AI is a tantalizing tease. You can see glimpses of what it can potentially do, but then it hallucinates and produces something beyond useless and potentially dangerous.
As a software developer using AI, it's clear to me when AI produces garbage or something not viable, and I'll ignore what it suggested or if I'm prompting I'll steer it in the right direction. But I'm using 35 years of experience to filter out the garbage it produces. It can speed up what I do, generally by saving me some time digging through API documentation and the like, so I use it, but I do so with caution.
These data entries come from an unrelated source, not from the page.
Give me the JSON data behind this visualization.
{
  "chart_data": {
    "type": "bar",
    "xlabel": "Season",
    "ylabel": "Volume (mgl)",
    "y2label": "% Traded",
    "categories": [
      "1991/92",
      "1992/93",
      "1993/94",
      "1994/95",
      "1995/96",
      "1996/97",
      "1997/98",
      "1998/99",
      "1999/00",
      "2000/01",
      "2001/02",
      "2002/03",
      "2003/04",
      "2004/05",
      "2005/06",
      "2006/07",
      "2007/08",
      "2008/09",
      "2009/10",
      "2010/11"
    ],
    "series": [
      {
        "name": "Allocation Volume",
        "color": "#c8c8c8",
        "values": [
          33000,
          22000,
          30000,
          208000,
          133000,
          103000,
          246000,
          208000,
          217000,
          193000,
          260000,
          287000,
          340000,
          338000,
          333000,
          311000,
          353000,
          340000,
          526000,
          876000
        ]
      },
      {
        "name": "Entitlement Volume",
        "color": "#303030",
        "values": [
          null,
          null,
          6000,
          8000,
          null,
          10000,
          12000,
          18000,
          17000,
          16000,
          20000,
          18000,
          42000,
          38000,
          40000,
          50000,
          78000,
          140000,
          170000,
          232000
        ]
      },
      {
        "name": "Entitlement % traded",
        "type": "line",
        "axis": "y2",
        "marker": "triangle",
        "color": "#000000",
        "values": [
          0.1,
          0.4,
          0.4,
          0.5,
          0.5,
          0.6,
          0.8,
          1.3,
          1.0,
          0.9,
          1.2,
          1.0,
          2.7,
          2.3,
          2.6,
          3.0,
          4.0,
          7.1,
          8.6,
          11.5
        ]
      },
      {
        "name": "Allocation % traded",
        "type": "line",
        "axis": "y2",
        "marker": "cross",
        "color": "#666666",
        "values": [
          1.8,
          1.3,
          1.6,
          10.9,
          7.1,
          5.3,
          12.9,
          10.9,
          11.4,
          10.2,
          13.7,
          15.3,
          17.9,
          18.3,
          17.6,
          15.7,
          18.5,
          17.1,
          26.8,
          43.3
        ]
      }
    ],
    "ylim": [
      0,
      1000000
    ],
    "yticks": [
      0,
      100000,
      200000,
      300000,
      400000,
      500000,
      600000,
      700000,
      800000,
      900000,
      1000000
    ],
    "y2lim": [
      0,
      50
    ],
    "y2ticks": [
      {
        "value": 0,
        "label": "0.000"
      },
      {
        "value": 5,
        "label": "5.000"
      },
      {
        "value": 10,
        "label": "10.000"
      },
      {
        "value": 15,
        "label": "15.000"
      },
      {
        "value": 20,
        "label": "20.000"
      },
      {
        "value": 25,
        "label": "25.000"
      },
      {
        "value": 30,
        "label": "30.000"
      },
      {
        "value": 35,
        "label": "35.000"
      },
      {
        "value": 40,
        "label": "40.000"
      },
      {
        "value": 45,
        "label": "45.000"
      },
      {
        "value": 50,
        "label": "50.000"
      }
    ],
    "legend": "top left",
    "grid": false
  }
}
Now when you throw this tech to the masses and expect it to work correctly 100% of the time, that's another story. If I tell Alexa or Siri to turn something on or turn it off or set a timer, vacuum my floor, close the garage door, there is no room for interpretation there. It either understood my speech and needs to do exactly what I said, or else ask for clarification or just flat-out do nothing and ignore what I said. The danger with AI is it making an assumption or hallucinating something, and opening my garage door while I'm on vacation because I said my car is too hot and Alexa assumed it was still in my garage and thought maybe opening the garage door would cool it off.
Back in the late 1980s, I was messing around with a tantalizing little piece of tech, which was an IC chip Radio Shack sold for about $15 that could recognize speech. The possibilities of this thing were pretty cool, and so I began experimenting with it. After a bit I realized it was pretty much a worthless gimmick - because almost everything you said was converted ("best fit") into one of the handful of words it was trained to recognize. I don't remember the exact words, but they were things like "yes", "no", "on", "off", "go", "stop", etc. Since the algorithm would almost always convert what you said into one of the words it recognized, it really only worked in a totally quiet environment where the only words you said were the ones the device understood, otherwise it would constantly be triggering from words that didn't even sound close to what it thought they were.
AI has been like this for a long time, and has "tricked" a lot of researchers over the last half century. At first it was always hardware limitations - if only we had more ram, more training data, faster processing - but now it's a fundamental misunderstanding by a lot of people exactly what LLMs are doing, and what they really should be used for.